Beatrice Corradini si racconta

L’autrice di “Io sono la pioggia” parla con noi della sua prima esperienza da scrittrice

In occasione dell’uscita in libreria del libro Io sono la pioggia di Beatrice Corradini, ne abbiamo approfittato per scambiare due parole con l’autrice. Ecco cosa è emerso.

È uscito in libreria il tuo primo libro! Qual è stata la reazione quando hai saputo che sarebbe stato pubblicato?

Un infarto. Okay, forse non così esagerato visto che sono ancora viva, ma considerando​ che quando ho letto la proposta editoriale ero a lezione, sono letteralmente sbiancata davanti al professore (fra l’altro, avevo avuto la brillante idea di mettermi in prima fila). Inutile dire che la concentrazione nei minuti successivi sia andata a farsi friggere, ma appena mi sono liberata ho iniziato a chiamare e dirlo a tutti.

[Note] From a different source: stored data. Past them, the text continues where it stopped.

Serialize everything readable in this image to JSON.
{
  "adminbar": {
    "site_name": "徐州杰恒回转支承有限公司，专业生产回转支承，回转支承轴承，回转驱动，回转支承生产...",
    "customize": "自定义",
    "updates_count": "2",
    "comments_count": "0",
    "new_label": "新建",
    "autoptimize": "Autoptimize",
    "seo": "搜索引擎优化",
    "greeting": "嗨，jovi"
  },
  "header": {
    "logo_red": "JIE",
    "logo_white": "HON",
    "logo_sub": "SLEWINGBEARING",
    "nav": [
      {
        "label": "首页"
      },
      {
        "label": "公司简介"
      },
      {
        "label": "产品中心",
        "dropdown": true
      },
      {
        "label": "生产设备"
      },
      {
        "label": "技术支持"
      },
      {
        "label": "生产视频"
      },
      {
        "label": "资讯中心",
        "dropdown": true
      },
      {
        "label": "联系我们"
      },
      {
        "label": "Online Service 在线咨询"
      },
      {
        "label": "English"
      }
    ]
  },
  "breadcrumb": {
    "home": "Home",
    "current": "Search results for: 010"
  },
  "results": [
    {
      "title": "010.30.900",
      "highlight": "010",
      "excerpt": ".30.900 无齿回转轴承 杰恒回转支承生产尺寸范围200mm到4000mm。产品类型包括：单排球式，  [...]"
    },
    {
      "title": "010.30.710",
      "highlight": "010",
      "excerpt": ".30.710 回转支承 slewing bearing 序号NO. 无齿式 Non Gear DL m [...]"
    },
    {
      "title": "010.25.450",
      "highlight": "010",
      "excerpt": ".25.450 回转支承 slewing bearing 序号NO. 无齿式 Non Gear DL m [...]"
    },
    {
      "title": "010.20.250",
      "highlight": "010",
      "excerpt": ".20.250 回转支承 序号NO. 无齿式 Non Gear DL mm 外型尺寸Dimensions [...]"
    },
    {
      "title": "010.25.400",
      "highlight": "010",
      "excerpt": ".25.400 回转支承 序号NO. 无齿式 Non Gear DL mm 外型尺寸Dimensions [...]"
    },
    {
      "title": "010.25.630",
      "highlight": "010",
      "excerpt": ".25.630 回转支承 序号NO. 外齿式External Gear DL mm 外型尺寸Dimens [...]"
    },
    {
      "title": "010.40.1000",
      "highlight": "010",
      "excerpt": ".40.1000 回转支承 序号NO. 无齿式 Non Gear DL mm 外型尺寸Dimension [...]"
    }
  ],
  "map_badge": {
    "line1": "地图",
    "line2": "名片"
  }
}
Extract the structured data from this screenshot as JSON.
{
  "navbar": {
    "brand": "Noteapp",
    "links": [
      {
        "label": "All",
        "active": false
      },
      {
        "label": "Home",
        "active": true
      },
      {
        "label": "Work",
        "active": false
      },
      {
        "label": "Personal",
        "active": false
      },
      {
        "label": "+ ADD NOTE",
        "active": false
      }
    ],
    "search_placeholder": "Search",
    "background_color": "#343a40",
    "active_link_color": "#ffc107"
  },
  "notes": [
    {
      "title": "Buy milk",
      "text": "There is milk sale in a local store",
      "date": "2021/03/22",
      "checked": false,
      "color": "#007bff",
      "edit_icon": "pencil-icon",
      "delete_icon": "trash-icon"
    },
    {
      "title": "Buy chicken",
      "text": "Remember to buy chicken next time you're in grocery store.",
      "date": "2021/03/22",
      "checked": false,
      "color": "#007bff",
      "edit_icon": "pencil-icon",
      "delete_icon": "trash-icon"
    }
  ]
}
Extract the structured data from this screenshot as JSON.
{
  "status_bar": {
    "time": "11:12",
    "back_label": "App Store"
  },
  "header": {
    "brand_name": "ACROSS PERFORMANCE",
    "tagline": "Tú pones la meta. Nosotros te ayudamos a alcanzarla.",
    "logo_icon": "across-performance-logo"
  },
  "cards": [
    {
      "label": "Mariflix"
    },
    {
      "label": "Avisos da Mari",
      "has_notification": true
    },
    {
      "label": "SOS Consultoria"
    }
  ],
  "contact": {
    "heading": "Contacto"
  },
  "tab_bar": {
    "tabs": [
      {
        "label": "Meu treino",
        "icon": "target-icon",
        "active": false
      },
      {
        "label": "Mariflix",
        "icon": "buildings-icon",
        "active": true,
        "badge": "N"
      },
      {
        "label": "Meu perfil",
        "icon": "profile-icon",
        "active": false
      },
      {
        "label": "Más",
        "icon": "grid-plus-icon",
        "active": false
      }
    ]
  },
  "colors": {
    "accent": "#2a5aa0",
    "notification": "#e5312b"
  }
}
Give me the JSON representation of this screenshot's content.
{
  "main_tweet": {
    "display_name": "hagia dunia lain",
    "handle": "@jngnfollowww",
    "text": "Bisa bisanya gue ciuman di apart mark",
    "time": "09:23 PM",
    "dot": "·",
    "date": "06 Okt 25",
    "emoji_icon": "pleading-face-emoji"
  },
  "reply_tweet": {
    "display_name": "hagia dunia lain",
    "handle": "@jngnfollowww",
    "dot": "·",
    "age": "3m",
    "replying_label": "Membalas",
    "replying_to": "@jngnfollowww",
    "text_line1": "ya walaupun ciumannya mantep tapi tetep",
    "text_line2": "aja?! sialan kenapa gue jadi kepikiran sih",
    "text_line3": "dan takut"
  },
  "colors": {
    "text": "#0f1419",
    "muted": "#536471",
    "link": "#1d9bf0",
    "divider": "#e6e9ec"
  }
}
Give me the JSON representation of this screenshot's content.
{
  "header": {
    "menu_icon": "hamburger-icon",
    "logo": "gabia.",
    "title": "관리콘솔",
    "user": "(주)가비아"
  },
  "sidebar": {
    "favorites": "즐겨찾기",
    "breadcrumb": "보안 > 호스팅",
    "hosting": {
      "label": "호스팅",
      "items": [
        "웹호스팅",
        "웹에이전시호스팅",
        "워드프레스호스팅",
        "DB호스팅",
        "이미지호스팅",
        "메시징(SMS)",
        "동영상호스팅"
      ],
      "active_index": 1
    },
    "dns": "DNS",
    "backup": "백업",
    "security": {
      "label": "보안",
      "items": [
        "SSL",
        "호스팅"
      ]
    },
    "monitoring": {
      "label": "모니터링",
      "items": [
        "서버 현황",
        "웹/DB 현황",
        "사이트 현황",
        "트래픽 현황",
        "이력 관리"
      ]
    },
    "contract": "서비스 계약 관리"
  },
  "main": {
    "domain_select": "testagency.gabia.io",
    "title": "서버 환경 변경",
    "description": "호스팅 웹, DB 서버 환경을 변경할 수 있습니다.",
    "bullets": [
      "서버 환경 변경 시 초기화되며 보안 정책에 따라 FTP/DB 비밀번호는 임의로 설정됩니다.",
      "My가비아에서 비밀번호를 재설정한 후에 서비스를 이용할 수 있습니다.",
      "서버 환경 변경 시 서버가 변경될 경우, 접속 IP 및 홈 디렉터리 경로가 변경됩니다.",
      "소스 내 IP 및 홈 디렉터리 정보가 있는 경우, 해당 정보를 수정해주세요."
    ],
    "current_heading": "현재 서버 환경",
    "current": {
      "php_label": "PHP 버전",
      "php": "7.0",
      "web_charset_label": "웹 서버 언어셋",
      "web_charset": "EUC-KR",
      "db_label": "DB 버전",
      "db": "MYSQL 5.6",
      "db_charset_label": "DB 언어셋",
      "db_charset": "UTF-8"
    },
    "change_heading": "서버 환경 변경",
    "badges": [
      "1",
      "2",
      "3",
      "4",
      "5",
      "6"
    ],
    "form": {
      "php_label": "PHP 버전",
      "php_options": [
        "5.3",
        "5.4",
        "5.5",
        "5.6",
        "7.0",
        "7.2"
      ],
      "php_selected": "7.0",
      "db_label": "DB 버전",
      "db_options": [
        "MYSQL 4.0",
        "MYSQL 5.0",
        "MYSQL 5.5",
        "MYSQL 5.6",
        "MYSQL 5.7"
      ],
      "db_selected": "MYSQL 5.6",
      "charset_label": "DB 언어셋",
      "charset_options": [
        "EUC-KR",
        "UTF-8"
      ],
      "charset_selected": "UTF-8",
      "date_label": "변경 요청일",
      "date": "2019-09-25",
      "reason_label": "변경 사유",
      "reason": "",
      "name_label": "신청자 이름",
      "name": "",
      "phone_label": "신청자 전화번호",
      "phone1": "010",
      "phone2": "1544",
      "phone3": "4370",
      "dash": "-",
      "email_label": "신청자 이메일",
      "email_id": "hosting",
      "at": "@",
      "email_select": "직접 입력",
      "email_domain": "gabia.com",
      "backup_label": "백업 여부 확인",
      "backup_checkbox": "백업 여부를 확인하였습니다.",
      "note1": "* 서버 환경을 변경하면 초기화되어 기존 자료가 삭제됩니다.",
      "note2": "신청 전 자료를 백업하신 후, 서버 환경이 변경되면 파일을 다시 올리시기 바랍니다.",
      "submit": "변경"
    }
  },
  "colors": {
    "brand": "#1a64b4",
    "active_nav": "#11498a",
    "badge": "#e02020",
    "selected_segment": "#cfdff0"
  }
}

Adesso che hai realizzato il tuo sogno, che programmi hai per il futuro? Continuerai a scrivere?

Programmo di sognare sempre di più, probabilmente. Non posso immaginare una vita in cui non abbia voglia di scrivere, la mia idea sarebbe quella di rimanere su questa strada e pubblicare ancora, anche perché ho progetti ben più malsani da parte che devono vedere la luce.

Da dove nasce l’idea di “Io sono la pioggia”?

Da un ultimo anno di liceo delirante, in cui ho deciso di ignorare completamente i giudizi critici che tutti gli insegnanti di italiano hanno sempre avuto nei confronti del mio modo di scrivere (come per Andrea, è stata una battaglia). Un po’ volevo vendicarmi con l’unico mio mezzo a disposizione, ovvero la penna, un po’ speravo di riuscire a concepire una storia romantica che non fosse un guazzabuglio di zucchero, miele e farfalle nello stomaco (niente in contrario verso chi ne scrive, ma io non sono proprio il tipo). Non pensavo che il mio sfogo nato letteralmente tra i banchi di scuola – sì, facevo finta di prendere appunti – sarebbe arrivato in libreria. Volevo anche un racconto che mi rappresentasse al livello di modo di fare, di vivere​, di vedere le cose. Anche la Roma in cui ho ambientato il tutto non è il classico fulcro di antichità e fascino conosciuto da chi non la vive. In qualche modo è sempre tutto grigio, popolare, un po’ “sospeso” ed estraneo all’immaginario da cartolina. Mi ritengo soddisfatta del risultato, comunque.

Quando hai capito che scrivere sarebbe stata la tua strada?

Non credo ci sia un momento preciso, ma ricordo due dettagli fondamentali che mi hanno dato il via: per prima cosa, quando ero alle elementari ero “quella che scriveva poesie“, e già questo è emblematico, penso. In secondo luogo, quando avevo circa dodici anni sono andata a un concerto degli Ska-P a Lucca, e una volta tornata a casa ero talmente felice che ho sentito il bisogno di raccontarmi e “imprigionare” quello che avevo provato. Ho iniziato a scrivere un racconto che si è tradotto in una settantina di pagine Word senza alcun criterio narrativo, ma da lì non ho più smesso. Il feedback positivo avuto in questi ultimi cinque anni su EFP ha gettato benzina sul fuoco, ecco.

Che consiglio senti di dare ai tuoi coetanei che sognano di pubblicare un libro?

Di non smettere e fregarvene di quello che dicono gli altri: chi non scrive non vi può capire. Se cercate di spiegarvi vi prenderanno per matti, ma è quell’essere “matti” che vi permetterà di inventare storie migliori, perchè chi scrive ha solo il coraggio di mettere nero su bianco quello che altri hanno paura di dire. Mai svendere la propria scintilla di stranezza per cercare di omologarsi, in sostanza, si rischia di perdere qualcosa di prezioso. Infine, ovviamente, non mollare: se siete convinti di quello che volete fare, di quello che volete pubblicare, prima o poi troverete il modo di farlo. Può essere frustrante, a volte, ma il duro lavoro viene sempre ripagato.